Yes, I know what you must be thinking… That’s impossible! Well, I am the living proof that, sadly (and I say sadly because I SUFFERED), it is definitely possible.
When I started dating my boyfriend, we were like a 2 in 1 pack. We both lived in our respective Uni accommodations with en-suite bathrooms, but I “moved in” to his, because it was bigger and better. I mean.. obviously.
But the point is that we were ALWAYS together, and we did everything together, well, almost everything.
The thing is, it’s not like I didn’t want to poop because I was embarrassed to do so with him on the other side of door… Actually yes it was.
But only at first! My plan only backlashed when, a week later, I was finally by myself for the first time and I was feeling as bloated as a lactose intolerant after raiding a cheese factory and, to my surprise, I couldn’t poop.
Bear in mind this was like a week after I *purposely* decided not to. And when I couldn’t take it anymore, it’s like my intestines said: tough shit.

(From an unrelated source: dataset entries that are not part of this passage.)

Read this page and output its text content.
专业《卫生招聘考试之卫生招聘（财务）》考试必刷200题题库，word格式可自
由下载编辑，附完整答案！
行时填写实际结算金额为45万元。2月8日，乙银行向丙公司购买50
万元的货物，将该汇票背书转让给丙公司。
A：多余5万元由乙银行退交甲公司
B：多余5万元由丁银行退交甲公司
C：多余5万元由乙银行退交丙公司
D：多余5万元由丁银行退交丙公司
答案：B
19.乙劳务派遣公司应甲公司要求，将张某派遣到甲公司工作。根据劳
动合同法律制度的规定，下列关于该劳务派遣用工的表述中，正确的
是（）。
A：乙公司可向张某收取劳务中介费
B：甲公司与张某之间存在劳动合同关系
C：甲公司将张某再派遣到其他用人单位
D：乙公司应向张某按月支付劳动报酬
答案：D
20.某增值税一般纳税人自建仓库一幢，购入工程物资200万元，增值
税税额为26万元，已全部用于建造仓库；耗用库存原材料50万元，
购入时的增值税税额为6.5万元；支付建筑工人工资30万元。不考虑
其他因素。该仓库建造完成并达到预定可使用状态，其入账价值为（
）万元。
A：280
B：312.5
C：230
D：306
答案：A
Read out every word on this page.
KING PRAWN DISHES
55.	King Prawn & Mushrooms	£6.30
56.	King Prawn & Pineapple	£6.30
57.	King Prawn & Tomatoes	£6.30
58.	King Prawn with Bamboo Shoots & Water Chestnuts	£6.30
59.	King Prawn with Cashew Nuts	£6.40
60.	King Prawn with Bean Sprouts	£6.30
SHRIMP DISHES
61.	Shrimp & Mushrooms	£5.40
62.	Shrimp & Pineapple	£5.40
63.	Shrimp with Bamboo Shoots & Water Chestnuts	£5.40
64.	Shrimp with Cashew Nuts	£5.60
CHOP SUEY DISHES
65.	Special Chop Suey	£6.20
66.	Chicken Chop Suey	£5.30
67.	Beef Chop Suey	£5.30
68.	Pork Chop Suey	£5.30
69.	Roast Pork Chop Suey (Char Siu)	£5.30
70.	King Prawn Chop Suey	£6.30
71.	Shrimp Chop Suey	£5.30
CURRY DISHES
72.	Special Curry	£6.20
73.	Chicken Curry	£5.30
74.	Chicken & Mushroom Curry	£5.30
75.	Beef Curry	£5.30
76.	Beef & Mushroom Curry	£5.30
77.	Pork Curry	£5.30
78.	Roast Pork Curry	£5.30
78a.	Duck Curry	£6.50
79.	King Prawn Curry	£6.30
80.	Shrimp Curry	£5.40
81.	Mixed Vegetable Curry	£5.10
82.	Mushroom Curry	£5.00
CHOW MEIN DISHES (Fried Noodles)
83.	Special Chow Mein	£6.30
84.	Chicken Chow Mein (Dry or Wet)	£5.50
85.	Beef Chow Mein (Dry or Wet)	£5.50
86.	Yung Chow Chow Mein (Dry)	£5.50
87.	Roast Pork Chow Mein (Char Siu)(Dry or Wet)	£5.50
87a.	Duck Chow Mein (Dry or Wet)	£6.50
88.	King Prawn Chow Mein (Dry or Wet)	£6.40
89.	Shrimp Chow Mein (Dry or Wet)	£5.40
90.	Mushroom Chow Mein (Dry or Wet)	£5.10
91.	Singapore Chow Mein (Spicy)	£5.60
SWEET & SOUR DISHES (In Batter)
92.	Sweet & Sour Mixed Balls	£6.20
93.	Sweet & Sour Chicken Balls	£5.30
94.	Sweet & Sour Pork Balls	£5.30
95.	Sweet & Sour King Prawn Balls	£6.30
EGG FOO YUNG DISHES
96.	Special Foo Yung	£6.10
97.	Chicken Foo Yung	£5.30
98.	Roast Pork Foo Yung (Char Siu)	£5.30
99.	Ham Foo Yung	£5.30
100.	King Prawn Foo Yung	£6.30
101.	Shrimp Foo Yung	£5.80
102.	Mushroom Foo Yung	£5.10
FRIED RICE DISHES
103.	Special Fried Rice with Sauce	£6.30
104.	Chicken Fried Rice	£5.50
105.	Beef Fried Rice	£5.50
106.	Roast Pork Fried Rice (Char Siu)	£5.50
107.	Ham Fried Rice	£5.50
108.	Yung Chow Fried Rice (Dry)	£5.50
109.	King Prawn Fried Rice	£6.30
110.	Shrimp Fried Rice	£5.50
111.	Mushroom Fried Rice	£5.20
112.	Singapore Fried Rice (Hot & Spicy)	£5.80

It was very tough to shit, indeed.
I was literally in so much pain and my boyfriend (we’re still together years later btw) started noticing that I never went for number 2 and he made jokes about how I was ‘magic’ or whatever. The girl that doesn’t poop.
Bitch, here I am looking up on google if I could die from constipation while you’re somehow ‘glorifying’ me for not pooping.
I even ended up buying a freaking enema on Amazon that, thank god, I never ended up using. Just from thinking about it I got flashbacks from being a baby and having a suppository up my ass.
My intestines noticed my intentions and decided they didn’t want that to happen either so, after two weeks of cosplaying Balloony from Phineas and Ferb, I finally pooped.